A tragédia não cancelou a ida encontro, mas os fez repensar a conduta no trânsito. Motociclismo também flerta com o medo, por si mesmo ou por quem se ama.
— Meus dois filhos, de 19 e 20 anos, têm carteira de moto, minha esposa também. Eu sempre saio pedindo a Deus que não quero ver nada disso com alguém da minha turma — diz Fabio.
A vida nos encontros de motos
Quando começou a participar de eventos de moto, há 28 anos, o peruano Welinton Perera Macedo estendia um colete de couro sobre seu triciclo e ali vendia correntes, brincos e acessórios para tirar a grana do combustível.
Aos 59 anos, Welinton segue levando seu colete de encontro em encontro. Mas agora ele vende as bijuterias em tendas de quatro metros quadrados, junto com bandana de caveira, camiseta do Metallica, do Iron Maiden, do Guns, chaveiro, retalho bordado para costurar em jaqueta e outras dezenas de produtos.
Calcula que já tenha conhecido 12 Estados dessa forma.

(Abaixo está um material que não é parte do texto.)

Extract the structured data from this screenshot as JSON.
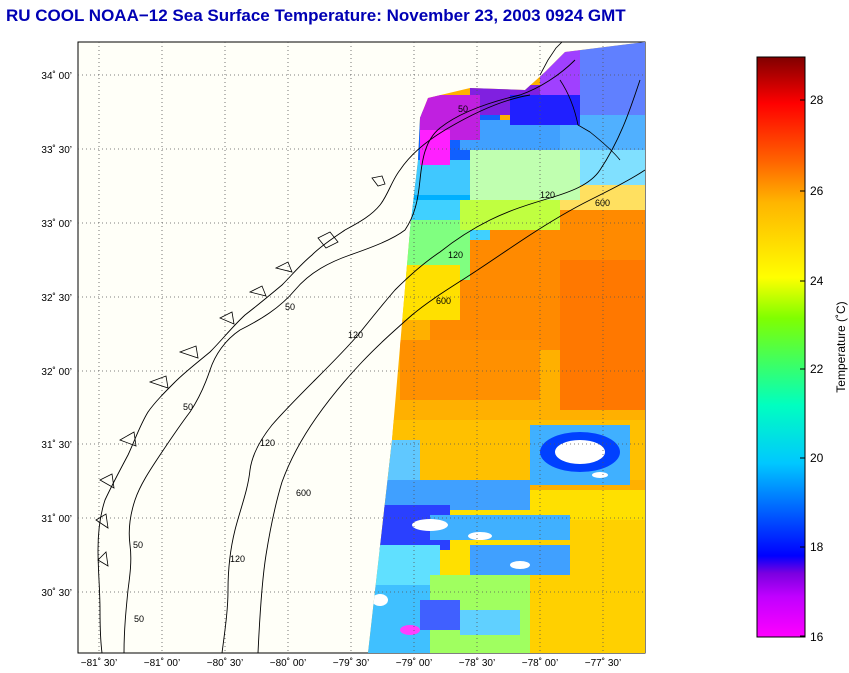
{
  "title": "RU COOL  NOAA−12  Sea Surface Temperature:  November 23, 2003 0924 GMT",
  "map": {
    "lat_ticks": [
      "34˚ 00’",
      "33˚ 30’",
      "33˚ 00’",
      "32˚ 30’",
      "32˚ 00’",
      "31˚ 30’",
      "31˚ 00’",
      "30˚ 30’"
    ],
    "lon_ticks": [
      "−81˚ 30’",
      "−81˚ 00’",
      "−80˚ 30’",
      "−80˚ 00’",
      "−79˚ 30’",
      "−79˚ 00’",
      "−78˚ 30’",
      "−78˚ 00’",
      "−77˚ 30’"
    ],
    "contour_labels": [
      "50",
      "50",
      "50",
      "50",
      "50",
      "120",
      "120",
      "120",
      "120",
      "120",
      "600",
      "600",
      "600"
    ]
  },
  "colorbar": {
    "label": "Temperature (˚C)",
    "ticks": [
      "28",
      "26",
      "24",
      "22",
      "20",
      "18",
      "16"
    ],
    "colors": [
      "#ff00ff",
      "#c000ff",
      "#0000ff",
      "#0064ff",
      "#00c8ff",
      "#00ffc8",
      "#64ff00",
      "#ffff00",
      "#ffb400",
      "#ff6400",
      "#ff0000",
      "#800000"
    ]
  }
}
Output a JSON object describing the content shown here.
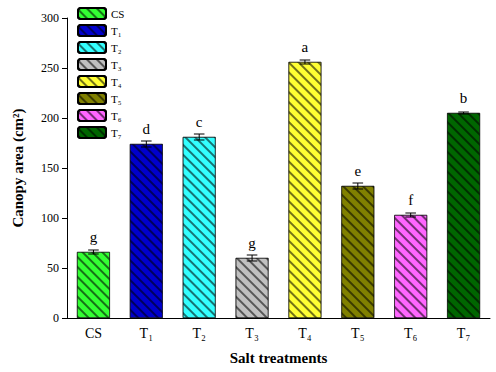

Antes de ir a Marau, sua família passou por Navegantes (SC) e Tramandaí (RS) e, na sequência, iriam a Indaial (SC), Xaxim (SC), Dionísio Cerqueira (SC), Rio Verde (MS) e Cabo Frio (RJ).
O valor que tira fica em torno de R$ 1,3 mil por encontro.O peruano reclama que muita gente tem a impressão errada do motociclista, talvez em razão das roupas escuras e por vezes com caveiras e demônios que ele mesmo vende.
— A vestimenta que a gente usa simboliza uma forma de tirar o estresse. As pessoas não sabem que debaixo do colete tem gente com a mentalidade do bem — explica.
— Motociclismo é atitude e respeito.
Welinton quer se aposentar em dois anos, vai comprar de novo um triciclo e começar a ir nos encontros “para ver os amigos”. E, depois de criar sua família em eventos do tipo, talvez até pegue alguma estrada mais longa. O filho Martin de Jesus Perera Gallego, 20, já está juntando dinheiro para comprar uma moto, com o sonho de atravessar a fronteira com o pai para visitar o Peru.